Vietnam has declared homosexuality “not a disease” and banned conversion therapy in a single move, in a landmark victory for LGBTQ citizens of the conservative country.
In early August, the Vietnamese health ministry issued a dispatch that outlined five new primary guidelines for the national health system in supporting LGBTQ people.
The dispatch directs medical providers to strengthen their education regarding gender and sexuality, and that LGBTQ people must be treated equally by all providers. It also prohibits treating one’s sexuality, gender identity, or gender presentation as evidence of any disease, prohibits all involuntary treatments, and requires that mental health services be provided only by those educated in queer needs. It also directs increased supervision of facilities providing care to LGTBQ people.
“This is important in the way that it affirms that being LGBT is not something you can fix,” said Phong Vuong, the LGBTI rights program manager at the Institute for the Study of Society, Economy, and Environment. “When a queer child gets taken to a medical facility … if they know about this, it can be used to defend themselves.
“It is something that we never thought would have happened, let alone coming from the most trusted source for medical information in Vietnam … I think the impact on queer youth will be very, very evident,” Vuong continued.

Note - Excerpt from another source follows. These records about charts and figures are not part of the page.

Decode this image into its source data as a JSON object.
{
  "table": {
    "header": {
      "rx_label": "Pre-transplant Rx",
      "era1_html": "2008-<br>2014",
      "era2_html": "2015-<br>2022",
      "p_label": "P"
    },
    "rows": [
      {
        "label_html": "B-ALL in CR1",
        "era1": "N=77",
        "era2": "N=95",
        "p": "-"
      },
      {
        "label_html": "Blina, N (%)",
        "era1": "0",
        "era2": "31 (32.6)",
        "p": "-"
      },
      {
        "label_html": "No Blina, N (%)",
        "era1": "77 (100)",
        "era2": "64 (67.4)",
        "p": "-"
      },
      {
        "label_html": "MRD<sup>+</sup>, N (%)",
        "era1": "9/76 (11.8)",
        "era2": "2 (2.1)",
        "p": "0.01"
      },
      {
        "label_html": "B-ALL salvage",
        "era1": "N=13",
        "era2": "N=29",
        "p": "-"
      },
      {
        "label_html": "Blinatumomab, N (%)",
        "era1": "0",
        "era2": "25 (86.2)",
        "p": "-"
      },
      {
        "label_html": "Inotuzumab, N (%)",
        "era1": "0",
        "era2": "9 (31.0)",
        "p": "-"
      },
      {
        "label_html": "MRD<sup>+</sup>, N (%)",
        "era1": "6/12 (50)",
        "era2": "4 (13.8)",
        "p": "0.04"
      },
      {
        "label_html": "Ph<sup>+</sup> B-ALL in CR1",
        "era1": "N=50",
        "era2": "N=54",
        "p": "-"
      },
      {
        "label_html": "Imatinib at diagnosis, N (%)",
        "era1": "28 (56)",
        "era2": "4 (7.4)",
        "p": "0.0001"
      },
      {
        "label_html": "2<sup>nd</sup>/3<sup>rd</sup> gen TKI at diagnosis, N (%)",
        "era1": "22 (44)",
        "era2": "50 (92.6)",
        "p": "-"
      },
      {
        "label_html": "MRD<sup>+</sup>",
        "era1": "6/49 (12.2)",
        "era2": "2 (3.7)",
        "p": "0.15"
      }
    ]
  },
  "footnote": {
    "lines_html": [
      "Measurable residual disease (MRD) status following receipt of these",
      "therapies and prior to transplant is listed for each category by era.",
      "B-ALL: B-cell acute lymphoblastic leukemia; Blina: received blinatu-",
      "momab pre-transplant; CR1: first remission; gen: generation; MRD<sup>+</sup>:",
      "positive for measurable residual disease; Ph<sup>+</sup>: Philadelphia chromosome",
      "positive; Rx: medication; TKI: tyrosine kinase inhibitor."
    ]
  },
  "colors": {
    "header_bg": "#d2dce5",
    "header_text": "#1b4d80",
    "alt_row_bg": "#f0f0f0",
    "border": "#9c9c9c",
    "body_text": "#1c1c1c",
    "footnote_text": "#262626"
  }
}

A fight for the depathologization of queerness came to a head in Vietnam last year, with iSee’s “Leave with Pride” campaign petitioning WHO Vietnam to officially declare LGBTQI identities not a disease. There was a student video, in which volunteers challenged their employers for time off and disability because they were ‘sick,’ by legal definition. Now, iSEE is pushing for same-sex marriage with the Tôi Đồng Ý (I Agree) Campaign, which presses the issue of marriage being between two people rather than between a man, a woman, and the past.